Making personality changes can sometimes promote success (and still, I feel a bit scared)

This is the kind of study that is interesting but can also lead to new myths in education. In short the press release states that this new study may hold the key to job success as it finds that young people who develop higher levels of conscientiousness and emotional stability during the transition to employment tend to be more successful in some aspects of their early careers. Ok, but hold on. ‘The key’? And while this study is an analysis of 12-year longitudinal data examining the importance of personality changes during young adulthood, the finding that personality growth has real-world career benefits is interesting but still correlational.

So yes, I think that this is an interesting study, but don’t go too far in your conclusions.

From the press release:

Kevin Hoff, assistant professor of industrial-organizational psychology at the University of Houston, found young people who develop higher levels of conscientiousness and emotional stability during the transition to employment tend to be more successful in some aspects of their early careers.
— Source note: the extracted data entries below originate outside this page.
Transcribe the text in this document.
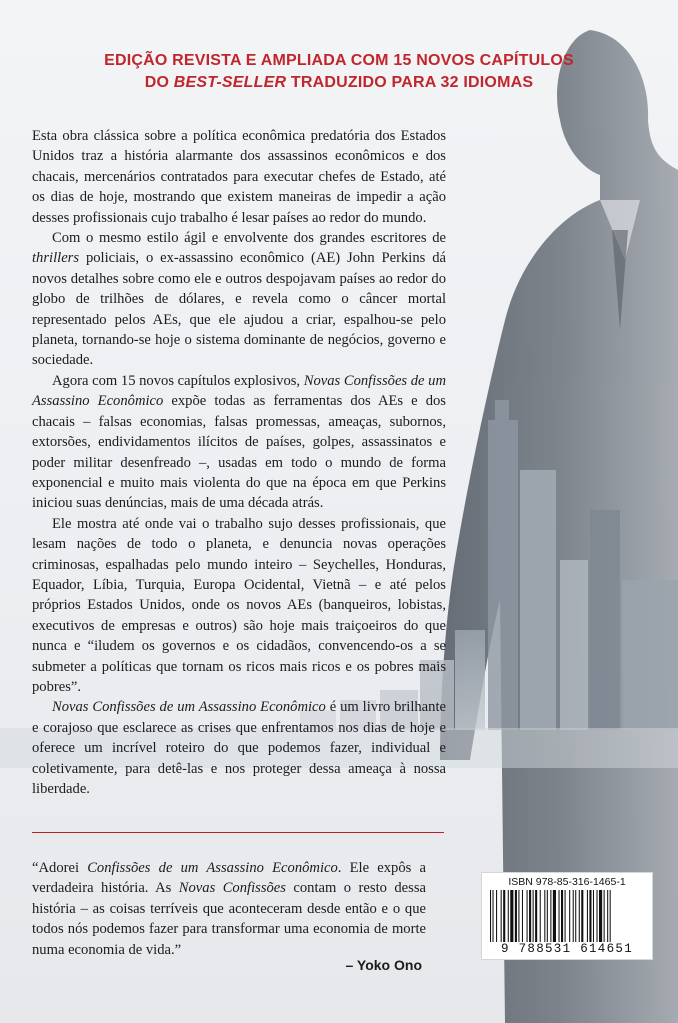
EDIÇÃO REVISTA E AMPLIADA COM 15 NOVOS CAPÍTULOS
DO BEST-SELLER TRADUZIDO PARA 32 IDIOMAS

Esta obra clássica sobre a política econômica predatória dos Estados Unidos traz a história alarmante dos assassinos econômicos e dos chacais, mercenários contratados para executar chefes de Estado, até os dias de hoje, mostrando que existem maneiras de impedir a ação desses profissionais cujo trabalho é lesar países ao redor do mundo.

Com o mesmo estilo ágil e envolvente dos grandes escritores de thrillers policiais, o ex-assassino econômico (AE) John Perkins dá novos detalhes sobre como ele e outros despojavam países ao redor do globo de trilhões de dólares, e revela como o câncer mortal representado pelos AEs, que ele ajudou a criar, espalhou-se pelo planeta, tornando-se hoje o sistema dominante de negócios, governo e sociedade.

Agora com 15 novos capítulos explosivos, Novas Confissões de um Assassino Econômico expõe todas as ferramentas dos AEs e dos chacais – falsas economias, falsas promessas, ameaças, subornos, extorsões, endividamentos ilícitos de países, golpes, assassinatos e poder militar desenfreado –, usadas em todo o mundo de forma exponencial e muito mais violenta do que na época em que Perkins iniciou suas denúncias, mais de uma década atrás.

Ele mostra até onde vai o trabalho sujo desses profissionais, que lesam nações de todo o planeta, e denuncia novas operações criminosas, espalhadas pelo mundo inteiro – Seychelles, Honduras, Equador, Líbia, Turquia, Europa Ocidental, Vietnã – e até pelos próprios Estados Unidos, onde os novos AEs (banqueiros, lobistas, executivos de empresas e outros) são hoje mais traiçoeiros do que nunca e “iludem os governos e os cidadãos, convencendo-os a se submeter a políticas que tornam os ricos mais ricos e os pobres mais pobres”.

Novas Confissões de um Assassino Econômico é um livro brilhante e corajoso que esclarece as crises que enfrentamos nos dias de hoje e oferece um incrível roteiro do que podemos fazer, individual e coletivamente, para detê-las e nos proteger dessa ameaça à nossa liberdade.

“Adorei Confissões de um Assassino Econômico. Ele expôs a verdadeira história. As Novas Confissões contam o resto dessa história – as coisas terríveis que aconteceram desde então e o que todos nós podemos fazer para transformar uma economia de morte numa economia de vida.”
– Yoko Ono
ISBN 978-85-316-1465-1
9 788531 614651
The study findings are published in Psychological Science.

“Results revealed that certain patterns of personality growth predicted career outcomes over and above adolescent personality and ability,” reports Hoff, adding that the findings support potential policy actions meant to help young people develop personality-based skills.

Hoff’s study is the first to assess the predictive power of personality changes for a broad range of career outcomes across more than a decade of young adulthood.

For adolescents who have experienced difficulties or are dissatisfied with aspects of their personality, good news there, too.

“The study showed you’re not just stuck with your personality traits, and if you change over time in positive ways, that can have a big impact on your career,” said Hoff.

Hoff’s team tracked two representative samples of Icelandic youth for approximately 12 years, from late adolescence (about 17 years old) to young adulthood (about 29 years old) and found individuals who developed higher trait levels achieved greater success as young adults. Across both samples, he found the strongest effects for growth in conscientiousness, emotional stability and extraversion. Specifically, conscientiousness changes predicted career satisfaction; emotional stability changes were tied closely to income and career satisfaction; and extraversion changes were linked to career and job satisfaction.

Given the focus on personality changes as predictors, Hoff said it was important to include a replication sample and data from more than two time points. He used data from three and five time points.

“Adolescent trait levels also predicted career success, highlighting the long-term predictive power of personality. Overall, the findings highlight the importance of personality development throughout childhood, adolescence and young adulthood for promoting different aspects of career success,” said Hoff.

Abstract of the study:

In this research, we examined whether personality changes from adolescence to young adulthood predicted five early career outcomes: degree attainment, income, occupational prestige, career satisfaction, and job satisfaction. The study used two representative samples of Icelandic youth (Sample 1: n = 485, Sample 2: n = 1,290) and measured personality traits over 12 years (ages ~17 to 29 years). Results revealed that certain patterns of personality growth predicted career outcomes over and above adolescent trait levels and crystallized ability. Across both samples, the strongest effects were found for growth in emotional stability (income and career satisfaction), conscientiousness (career satisfaction), and extraversion (career satisfaction and job satisfaction). Initial trait levels also predicted career success, highlighting the long-term predictive power of personality. Overall, our findings show that personality has important effects on early career outcomes—both through stable trait levels and how people change over time. We discuss implications for public policy, for theoretical principles of personality development, and for young people making career decisions.